By Carola Hoyos in London

The collapse in oil prices had opened a huge opportunity for foreign investment in Iraq, officials and private investors said on Thursday.

Until recently, with prices above $100 a barrel, the biggest hurdle to foreign investment had been resistance by Iraqi officials, who believed they could rely on their oil revenue to drive hard bargains. This, said investors was a far greater barrier than even security when it came to making decisions on putting money into the country.

But now with prices about $50 a barrel, Iraqi officials had become far more receptive to the efforts of the World Bank and national development agencies to drum up investment and diversify the country’s economy away from oil, one UK official said.

The comments were made as an Iraqi delegation held meetings with some 250 private businesses ranging from HSBC Bank to BP. They were taking part in an investment conference in London organised by the UK’s Department for International Development.

At the meeting BMI, the UK airline, tentatively agreed to re-establish a direct flight between London’s Heathrow airport and Baghdad. Nigel Turner, BMI’s chief executive, told the FT that he expected the service to begin next spring, with an eye to establishing a daily flight that would make London the gateway to Baghdad.

He thought the airline industry was facing the biggest crisis in its history. But he said BMI could not shy away from good business opportunities such as this.

“We fly to all the places that surround Iraq and a lot of our passengers are Iraqi,” he said, adding: “Iraq is potentially very prosperous ... and desperate for investment.”

He said he was confident that he would gain the permission he needed from the UK and Iraqi governments and that the two would sign the necessary bilateral agreements. Lord Mandelson, the UK’s secretary of state for business, and Nouri al-Maliki, Iraq’s prime minister, signed a broad-ranging memorandum of understanding Thursday to foster closer economic relations.

The memorandum was signed the same day UK troops ended their deployment in Iraq. “Today marks an historic point in UK-Iraq relations – the end of one phase of our relationship, based on military support, and the beginning of another, broader relationship,” Douglas Alexander, the UK’s international development secretary, told the conference. He pointed out that since the end of last year 19 UK companies had put forward $10bn (€7.6bn, £6.8bn) worth of investment proposals.

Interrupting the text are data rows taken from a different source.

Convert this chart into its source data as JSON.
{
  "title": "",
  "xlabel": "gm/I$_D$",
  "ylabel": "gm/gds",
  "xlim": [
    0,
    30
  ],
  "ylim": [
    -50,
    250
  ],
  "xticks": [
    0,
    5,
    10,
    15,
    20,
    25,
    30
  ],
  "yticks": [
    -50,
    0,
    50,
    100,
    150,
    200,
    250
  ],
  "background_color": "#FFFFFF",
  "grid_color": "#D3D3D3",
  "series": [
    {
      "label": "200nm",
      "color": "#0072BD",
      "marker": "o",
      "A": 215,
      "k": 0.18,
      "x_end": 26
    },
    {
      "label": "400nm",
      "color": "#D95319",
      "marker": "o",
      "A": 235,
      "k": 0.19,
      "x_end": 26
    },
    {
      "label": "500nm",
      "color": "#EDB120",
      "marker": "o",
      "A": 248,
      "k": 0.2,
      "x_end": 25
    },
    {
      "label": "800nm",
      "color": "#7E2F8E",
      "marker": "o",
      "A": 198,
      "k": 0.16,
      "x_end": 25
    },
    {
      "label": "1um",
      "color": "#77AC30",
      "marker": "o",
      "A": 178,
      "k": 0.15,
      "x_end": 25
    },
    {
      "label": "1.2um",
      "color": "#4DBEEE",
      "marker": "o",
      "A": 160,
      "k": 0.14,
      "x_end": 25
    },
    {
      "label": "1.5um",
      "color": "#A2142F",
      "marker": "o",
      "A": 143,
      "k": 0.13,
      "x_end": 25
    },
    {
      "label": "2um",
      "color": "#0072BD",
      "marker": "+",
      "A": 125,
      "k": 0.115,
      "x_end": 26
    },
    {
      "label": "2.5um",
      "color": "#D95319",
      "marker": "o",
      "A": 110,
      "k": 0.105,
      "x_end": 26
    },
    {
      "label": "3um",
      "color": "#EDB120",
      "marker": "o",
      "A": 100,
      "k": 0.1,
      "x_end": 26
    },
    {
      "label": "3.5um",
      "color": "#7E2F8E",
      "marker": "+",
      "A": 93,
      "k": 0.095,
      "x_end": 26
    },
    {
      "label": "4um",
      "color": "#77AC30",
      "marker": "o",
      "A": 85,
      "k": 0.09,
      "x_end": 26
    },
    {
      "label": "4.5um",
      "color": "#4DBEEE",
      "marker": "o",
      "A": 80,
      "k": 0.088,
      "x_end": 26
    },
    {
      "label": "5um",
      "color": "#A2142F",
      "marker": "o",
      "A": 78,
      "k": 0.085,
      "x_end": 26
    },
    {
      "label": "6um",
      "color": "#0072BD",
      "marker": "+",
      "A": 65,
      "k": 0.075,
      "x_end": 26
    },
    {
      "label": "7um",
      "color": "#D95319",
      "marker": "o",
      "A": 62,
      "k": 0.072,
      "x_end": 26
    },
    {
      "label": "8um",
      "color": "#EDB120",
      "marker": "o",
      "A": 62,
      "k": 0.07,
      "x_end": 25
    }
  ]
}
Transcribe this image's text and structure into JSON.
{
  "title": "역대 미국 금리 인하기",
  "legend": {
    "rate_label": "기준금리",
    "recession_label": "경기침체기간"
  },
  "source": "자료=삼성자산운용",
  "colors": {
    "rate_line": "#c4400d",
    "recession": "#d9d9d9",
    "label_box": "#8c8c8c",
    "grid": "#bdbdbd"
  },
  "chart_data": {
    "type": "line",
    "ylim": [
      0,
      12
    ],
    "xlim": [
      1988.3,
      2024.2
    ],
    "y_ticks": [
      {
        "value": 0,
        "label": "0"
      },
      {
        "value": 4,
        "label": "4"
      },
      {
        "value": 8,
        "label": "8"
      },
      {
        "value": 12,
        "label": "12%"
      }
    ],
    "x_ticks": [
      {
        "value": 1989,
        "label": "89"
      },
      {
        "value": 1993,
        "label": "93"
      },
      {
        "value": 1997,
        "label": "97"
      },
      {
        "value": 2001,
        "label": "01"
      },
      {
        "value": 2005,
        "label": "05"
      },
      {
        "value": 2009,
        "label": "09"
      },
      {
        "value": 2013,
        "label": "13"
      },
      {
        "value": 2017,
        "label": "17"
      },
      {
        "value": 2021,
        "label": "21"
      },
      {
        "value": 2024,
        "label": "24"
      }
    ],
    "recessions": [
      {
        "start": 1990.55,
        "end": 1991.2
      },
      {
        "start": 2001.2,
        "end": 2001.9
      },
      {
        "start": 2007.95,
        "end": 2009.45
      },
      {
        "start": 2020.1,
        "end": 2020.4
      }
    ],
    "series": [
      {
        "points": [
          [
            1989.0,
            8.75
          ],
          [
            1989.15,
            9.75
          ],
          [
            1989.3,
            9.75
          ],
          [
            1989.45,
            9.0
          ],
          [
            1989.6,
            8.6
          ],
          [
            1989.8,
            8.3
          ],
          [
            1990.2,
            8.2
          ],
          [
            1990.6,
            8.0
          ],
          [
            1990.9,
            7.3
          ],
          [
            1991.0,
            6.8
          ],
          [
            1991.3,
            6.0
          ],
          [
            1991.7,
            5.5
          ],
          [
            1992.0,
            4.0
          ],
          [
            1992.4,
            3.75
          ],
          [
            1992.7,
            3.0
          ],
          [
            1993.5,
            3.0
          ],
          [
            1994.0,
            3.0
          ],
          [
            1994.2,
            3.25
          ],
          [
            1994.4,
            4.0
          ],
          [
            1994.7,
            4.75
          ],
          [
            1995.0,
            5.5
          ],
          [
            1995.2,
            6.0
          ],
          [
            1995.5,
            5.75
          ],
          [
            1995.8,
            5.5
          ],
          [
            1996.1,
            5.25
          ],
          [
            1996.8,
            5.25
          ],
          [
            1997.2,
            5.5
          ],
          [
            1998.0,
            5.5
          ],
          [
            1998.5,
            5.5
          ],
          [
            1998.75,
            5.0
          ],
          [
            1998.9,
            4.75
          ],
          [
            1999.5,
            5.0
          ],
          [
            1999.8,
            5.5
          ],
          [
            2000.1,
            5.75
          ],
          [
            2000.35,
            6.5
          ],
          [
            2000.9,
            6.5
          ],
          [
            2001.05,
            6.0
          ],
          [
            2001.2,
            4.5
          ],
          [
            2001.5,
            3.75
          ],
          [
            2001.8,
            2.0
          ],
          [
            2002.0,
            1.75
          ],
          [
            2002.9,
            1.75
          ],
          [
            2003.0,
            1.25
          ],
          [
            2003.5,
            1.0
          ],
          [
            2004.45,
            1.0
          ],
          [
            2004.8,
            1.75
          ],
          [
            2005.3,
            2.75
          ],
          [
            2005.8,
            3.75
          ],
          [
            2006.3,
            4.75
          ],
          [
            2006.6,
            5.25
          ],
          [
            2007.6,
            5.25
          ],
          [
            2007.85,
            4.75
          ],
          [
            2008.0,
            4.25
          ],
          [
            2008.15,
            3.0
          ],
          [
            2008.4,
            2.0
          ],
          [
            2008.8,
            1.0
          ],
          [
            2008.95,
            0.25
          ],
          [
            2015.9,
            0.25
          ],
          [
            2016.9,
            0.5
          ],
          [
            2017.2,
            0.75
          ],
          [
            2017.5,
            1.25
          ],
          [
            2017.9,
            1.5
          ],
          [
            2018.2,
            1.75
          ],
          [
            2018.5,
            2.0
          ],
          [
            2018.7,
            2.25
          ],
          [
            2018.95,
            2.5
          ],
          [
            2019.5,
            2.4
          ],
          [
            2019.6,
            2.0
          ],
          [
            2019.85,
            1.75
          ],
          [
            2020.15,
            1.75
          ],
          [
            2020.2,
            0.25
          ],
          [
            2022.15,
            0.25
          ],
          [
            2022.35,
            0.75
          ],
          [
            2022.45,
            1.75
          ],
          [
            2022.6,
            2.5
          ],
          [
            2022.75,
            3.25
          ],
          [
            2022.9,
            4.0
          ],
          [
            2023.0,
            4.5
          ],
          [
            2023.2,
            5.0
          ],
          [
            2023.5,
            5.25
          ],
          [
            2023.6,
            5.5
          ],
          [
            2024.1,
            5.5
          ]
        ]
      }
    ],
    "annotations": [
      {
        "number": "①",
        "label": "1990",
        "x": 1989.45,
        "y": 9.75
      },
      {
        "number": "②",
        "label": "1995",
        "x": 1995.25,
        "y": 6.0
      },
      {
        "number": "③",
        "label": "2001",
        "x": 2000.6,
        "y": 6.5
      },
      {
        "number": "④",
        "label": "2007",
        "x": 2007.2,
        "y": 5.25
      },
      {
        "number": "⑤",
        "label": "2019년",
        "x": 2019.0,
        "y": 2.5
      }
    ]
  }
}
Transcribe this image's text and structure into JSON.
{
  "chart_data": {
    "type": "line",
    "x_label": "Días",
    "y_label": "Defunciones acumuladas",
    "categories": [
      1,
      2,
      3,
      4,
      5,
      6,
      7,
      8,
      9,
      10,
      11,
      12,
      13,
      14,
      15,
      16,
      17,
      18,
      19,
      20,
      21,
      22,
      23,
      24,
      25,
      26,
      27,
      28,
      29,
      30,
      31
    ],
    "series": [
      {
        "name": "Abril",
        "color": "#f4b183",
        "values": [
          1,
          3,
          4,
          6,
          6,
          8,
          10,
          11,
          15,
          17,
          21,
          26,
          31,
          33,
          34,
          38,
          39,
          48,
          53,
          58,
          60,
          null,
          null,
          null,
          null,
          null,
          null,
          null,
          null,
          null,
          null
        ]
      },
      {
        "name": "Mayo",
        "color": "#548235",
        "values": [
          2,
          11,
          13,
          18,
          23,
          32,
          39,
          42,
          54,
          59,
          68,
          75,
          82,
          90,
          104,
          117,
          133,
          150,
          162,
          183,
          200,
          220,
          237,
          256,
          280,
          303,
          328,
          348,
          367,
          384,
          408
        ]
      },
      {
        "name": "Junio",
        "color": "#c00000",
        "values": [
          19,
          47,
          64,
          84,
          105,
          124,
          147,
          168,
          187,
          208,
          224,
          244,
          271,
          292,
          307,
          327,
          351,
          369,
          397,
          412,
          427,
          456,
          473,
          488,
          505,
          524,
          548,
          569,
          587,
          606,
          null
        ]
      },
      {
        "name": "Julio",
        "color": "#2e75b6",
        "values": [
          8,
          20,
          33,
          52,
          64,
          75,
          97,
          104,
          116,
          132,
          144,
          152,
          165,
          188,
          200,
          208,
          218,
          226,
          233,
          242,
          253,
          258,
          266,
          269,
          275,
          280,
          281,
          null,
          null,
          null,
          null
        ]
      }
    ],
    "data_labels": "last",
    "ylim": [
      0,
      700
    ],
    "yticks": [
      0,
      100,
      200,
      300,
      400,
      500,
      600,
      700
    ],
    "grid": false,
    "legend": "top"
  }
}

Several executives from large companies attending the conference privately said that having been hit by the recession their ability to make large investments in Iraq had diminished. But Hussein Isam al-Uzri, chairman of the Trade Bank of Iraq, put a positive spin on the downturn, arguing that Iraq had become more attractive to some, noting: “It’s not as easy as before to make money outside Iraq.”